Can The SEC Ignore Congress' Plain Language?

In proposing executive incentive compensation clawback rules, the Securities and Exchange Commission departs materially from the plain words of Section 954 of the Dodd-Frank Wall Street Reform and Consumer Protection Act.  Section 954 (codified at Section 10D of the Securities Exchange Act of 1934) states that an issuer will recover incentive-based compensation received during the "3-year period preceding the date on which the issuer is required to prepare an accounting restatement".  The statute doesn't say the "three completed fiscal years immediately preceding the date the issuer is required to prepare an accounting restatement".  Yet, that is what the SEC is proposing.

In the proposing release, the SEC justifies its departure from the plain meaning of the statute as follows:

We believe that basing the look-back period on fiscal years, rather than a preceding 36-month period, is consistent with issuers’ general practice of making compensation decisions and awards on a fiscal year basis.

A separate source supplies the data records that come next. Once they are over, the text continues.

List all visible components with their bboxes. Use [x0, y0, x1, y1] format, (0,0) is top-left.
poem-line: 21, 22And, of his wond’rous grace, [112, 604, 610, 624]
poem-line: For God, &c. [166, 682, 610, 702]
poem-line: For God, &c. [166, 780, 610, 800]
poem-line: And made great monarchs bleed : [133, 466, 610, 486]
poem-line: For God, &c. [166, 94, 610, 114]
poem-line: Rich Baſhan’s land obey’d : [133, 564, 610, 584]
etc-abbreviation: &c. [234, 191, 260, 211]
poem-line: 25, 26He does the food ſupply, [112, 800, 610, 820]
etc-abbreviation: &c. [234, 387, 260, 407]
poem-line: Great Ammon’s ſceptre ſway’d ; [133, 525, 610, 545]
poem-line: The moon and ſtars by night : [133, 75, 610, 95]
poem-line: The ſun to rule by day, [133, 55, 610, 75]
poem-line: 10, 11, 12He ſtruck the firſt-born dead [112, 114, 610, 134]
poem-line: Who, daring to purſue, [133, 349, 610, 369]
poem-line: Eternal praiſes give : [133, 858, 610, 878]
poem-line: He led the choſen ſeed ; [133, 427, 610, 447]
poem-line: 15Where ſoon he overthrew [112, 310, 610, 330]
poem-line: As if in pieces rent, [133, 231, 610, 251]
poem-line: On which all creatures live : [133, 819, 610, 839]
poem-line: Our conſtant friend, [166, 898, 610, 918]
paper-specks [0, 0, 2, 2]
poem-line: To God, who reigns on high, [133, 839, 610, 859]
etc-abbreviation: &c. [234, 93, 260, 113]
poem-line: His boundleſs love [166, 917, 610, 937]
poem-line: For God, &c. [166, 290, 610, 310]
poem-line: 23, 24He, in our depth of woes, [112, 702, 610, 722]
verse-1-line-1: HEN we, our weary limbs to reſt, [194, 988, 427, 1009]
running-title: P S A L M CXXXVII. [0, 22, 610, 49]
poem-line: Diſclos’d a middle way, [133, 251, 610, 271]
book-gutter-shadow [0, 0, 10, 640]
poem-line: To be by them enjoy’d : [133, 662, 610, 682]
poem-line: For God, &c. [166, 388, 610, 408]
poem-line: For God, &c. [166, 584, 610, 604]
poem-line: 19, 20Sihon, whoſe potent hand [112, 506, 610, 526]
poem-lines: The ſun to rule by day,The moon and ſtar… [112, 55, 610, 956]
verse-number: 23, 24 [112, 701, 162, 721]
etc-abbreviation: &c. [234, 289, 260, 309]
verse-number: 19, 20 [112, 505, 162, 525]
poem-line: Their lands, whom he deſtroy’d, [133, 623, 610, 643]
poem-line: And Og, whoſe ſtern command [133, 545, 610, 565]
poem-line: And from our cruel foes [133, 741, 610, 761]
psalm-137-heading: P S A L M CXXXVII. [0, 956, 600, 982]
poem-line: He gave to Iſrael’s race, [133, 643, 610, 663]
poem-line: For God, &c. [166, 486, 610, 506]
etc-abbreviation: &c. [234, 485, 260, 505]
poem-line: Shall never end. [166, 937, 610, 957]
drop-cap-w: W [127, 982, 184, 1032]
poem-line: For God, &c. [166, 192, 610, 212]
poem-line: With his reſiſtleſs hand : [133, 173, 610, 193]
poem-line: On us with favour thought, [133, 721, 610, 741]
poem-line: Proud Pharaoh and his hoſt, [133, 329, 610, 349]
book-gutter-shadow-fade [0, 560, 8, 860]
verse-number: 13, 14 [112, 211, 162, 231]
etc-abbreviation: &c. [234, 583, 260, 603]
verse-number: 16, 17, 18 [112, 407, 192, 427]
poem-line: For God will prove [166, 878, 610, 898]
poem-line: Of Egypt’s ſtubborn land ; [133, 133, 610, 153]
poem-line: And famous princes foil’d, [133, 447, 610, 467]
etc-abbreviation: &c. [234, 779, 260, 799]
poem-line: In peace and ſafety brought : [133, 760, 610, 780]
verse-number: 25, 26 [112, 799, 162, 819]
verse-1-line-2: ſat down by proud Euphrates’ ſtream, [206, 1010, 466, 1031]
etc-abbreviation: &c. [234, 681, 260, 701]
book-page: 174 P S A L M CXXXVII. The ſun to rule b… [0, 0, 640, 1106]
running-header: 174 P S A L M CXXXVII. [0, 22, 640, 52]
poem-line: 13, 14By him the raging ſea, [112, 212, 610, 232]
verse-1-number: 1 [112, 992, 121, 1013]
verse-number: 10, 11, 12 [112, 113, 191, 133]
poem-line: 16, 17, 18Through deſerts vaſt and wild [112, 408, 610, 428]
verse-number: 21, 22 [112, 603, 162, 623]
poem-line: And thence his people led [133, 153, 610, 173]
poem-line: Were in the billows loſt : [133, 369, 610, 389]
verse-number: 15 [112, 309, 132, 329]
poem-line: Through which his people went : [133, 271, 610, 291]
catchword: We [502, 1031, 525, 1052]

That may be, but that isn't what Congress said.  Moreover, interpreting the statute in accordance with its plain meaning would not frustrate Congressional intent.  The fact that the SEC may think there is a better way does not empower it to overrule Congress.  Regardless of the rationality of the SEC's proposal, it is subject to being set aside as arbitrary and capricious.  5 U. S. C. § 706(2).

Nonetheless, when an agency attempts to give meaning to a statute that is plain on its face, we need not defer to the agency but instead must give effect to the intent of Congress.

The Fertilizer Institute v. E.P.A., 935 F.2d 1303, 1309 (1991) citing Chevron USA, Inc. v. NRDC, Inc., 467 U.S. 837, 842-43 (1984) and Amalgamated Transit Union v. Skinner, 894 F.2d 1362, 1368 (D.C.Cir.1990).